In this month’s Blockchain Street, we consider whether blockchain technology—a decentralized ledger technology which has been described as a ‘trustless technology’—can really solve the problem of trust in a centralized world. Walk with us …
Distrust is a major problem in transactions.
For centuries, man has always distrusted man. In our personal and public life, we don’t trust easily. Between kingdoms and fiefdoms, tribes and clans. Between slave merchants and slave agents. Between the church and the state. Between nations. Between the state and its citizens. Between Big Tech like Amazon, Facebook, Google, and their users. Distrust reigns, even between a husband and a wife who each needs a marriage contract to trust the other to keep his or her vows; yet just about anything could still happen to that marriage. Anything. And today, there is increasing distrust between man and robots. Distrust is virtually everywhere. There is a problem of trust.

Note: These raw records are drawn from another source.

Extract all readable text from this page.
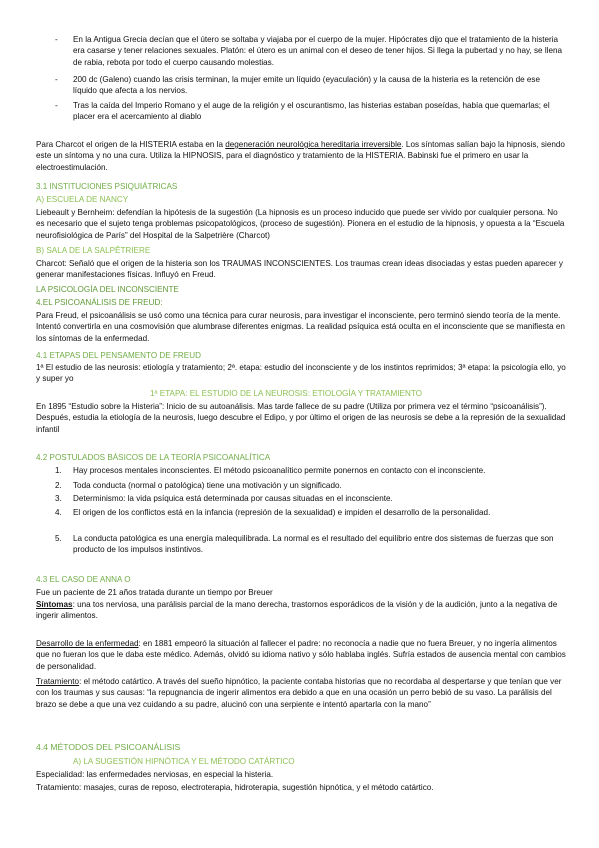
- En la Antigua Grecia decían que el útero se soltaba y viajaba por el cuerpo de la mujer. Hipócrates dijo que el tratamiento de la histeria era casarse y tener relaciones sexuales. Platón: el útero es un animal con el deseo de tener hijos. Si llega la pubertad y no hay, se llena de rabia, rebota por todo el cuerpo causando molestias.

- 200 dc (Galeno) cuando las crisis terminan, la mujer emite un líquido (eyaculación) y la causa de la histeria es la retención de ese líquido que afecta a los nervios.

- Tras la caída del Imperio Romano y el auge de la religión y el oscurantismo, las histerias estaban poseídas, había que quemarlas; el placer era el acercamiento al diablo

Para Charcot el origen de la HISTERIA estaba en la degeneración neurológica hereditaria irreversible. Los síntomas salían bajo la hipnosis, siendo este un síntoma y no una cura. Utiliza la HIPNOSIS, para el diagnóstico y tratamiento de la HISTERIA. Babinski fue el primero en usar la electroestimulación.

3.1 INSTITUCIONES PSIQUIÁTRICAS

A) ESCUELA DE NANCY

Liebeault y Bernheim: defendían la hipótesis de la sugestión (La hipnosis es un proceso inducido que puede ser vivido por cualquier persona. No es necesario que el sujeto tenga problemas psicopatológicos, (proceso de sugestión). Pionera en el estudio de la hipnosis, y opuesta a la “Escuela neurofisiológica de París” del Hospital de la Salpetrière (Charcot)

B) SALA DE LA SALPÊTRIERE

Charcot: Señaló que el origen de la histeria son los TRAUMAS INCONSCIENTES. Los traumas crean ideas disociadas y estas pueden aparecer y generar manifestaciones físicas. Influyó en Freud.

LA PSICOLOGÍA DEL INCONSCIENTE

4.EL PSICOANÁLISIS DE FREUD:

Para Freud, el psicoanálisis se usó como una técnica para curar neurosis, para investigar el inconsciente, pero terminó siendo teoría de la mente. Intentó convertirla en una cosmovisión que alumbrase diferentes enigmas. La realidad psíquica está oculta en el inconsciente que se manifiesta en los síntomas de la enfermedad.

4.1 ETAPAS DEL PENSAMENTO DE FREUD

1ª El estudio de las neurosis: etiología y tratamiento; 2ª. etapa: estudio del inconsciente y de los instintos reprimidos; 3ª etapa: la psicología ello, yo y super yo

1ª ETAPA: EL ESTUDIO DE LA NEUROSIS: ETIOLOGÍA Y TRATAMIENTO

En 1895 “Estudio sobre la Histeria”: Inicio de su autoanálisis. Mas tarde fallece de su padre (Utiliza por primera vez el término “psicoanálisis”). Después, estudia la etiología de la neurosis, luego descubre el Edipo, y por último el origen de las neurosis se debe a la represión de la sexualidad infantil

4.2 POSTULADOS BÁSICOS DE LA TEORÍA PSICOANALÍTICA

1. Hay procesos mentales inconscientes. El método psicoanalítico permite ponernos en contacto con el inconsciente.

2. Toda conducta (normal o patológica) tiene una motivación y un significado.

3. Determinismo: la vida psíquica está determinada por causas situadas en el inconsciente.

4. El origen de los conflictos está en la infancia (represión de la sexualidad) e impiden el desarrollo de la personalidad.

5. La conducta patológica es una energía malequilibrada. La normal es el resultado del equilibrio entre dos sistemas de fuerzas que son producto de los impulsos instintivos.

4.3 EL CASO DE ANNA O

Fue un paciente de 21 años tratada durante un tiempo por Breuer

Síntomas: una tos nerviosa, una parálisis parcial de la mano derecha, trastornos esporádicos de la visión y de la audición, junto a la negativa de ingerir alimentos.

Desarrollo de la enfermedad: en 1881 empeoró la situación al fallecer el padre: no reconocía a nadie que no fuera Breuer, y no ingería alimentos que no fueran los que le daba este médico. Además, olvidó su idioma nativo y sólo hablaba inglés. Sufría estados de ausencia mental con cambios de personalidad.

Tratamiento: el método catártico. A través del sueño hipnótico, la paciente contaba historias que no recordaba al despertarse y que tenían que ver con los traumas y sus causas: “la repugnancia de ingerir alimentos era debido a que en una ocasión un perro bebió de su vaso. La parálisis del brazo se debe a que una vez cuidando a su padre, alucinó con una serpiente e intentó apartarla con la mano”

4.4 MÉTODOS DEL PSICOANÁLISIS

A) LA SUGESTIÓN HIPNÓTICA Y EL MÉTODO CATÁRTICO

Especialidad: las enfermedades nerviosas, en especial la histeria.

Tratamiento: masajes, curas de reposo, electroterapia, hidroterapia, sugestión hipnótica, y el método catártico.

Trust is invaluable, and it is scarce. If trust were a commodity, people would chase it with lots of money. If trust were a currency, it would trump any other currency in the world. But trust is neither a commodity like gold nor a currency like the Naira or Dollar. Trust is an intangible, priceless value. It is so highly-demanded in the society—and increasingly so—that the business of trust today is a trillion-dollar industry. From accountants to lawyers, bankers to brokers, insurers to agents, the business of trust has become the innovation of middlemen or trusted third parties whose innovative solutions have continued to help parties essentially manage distrust.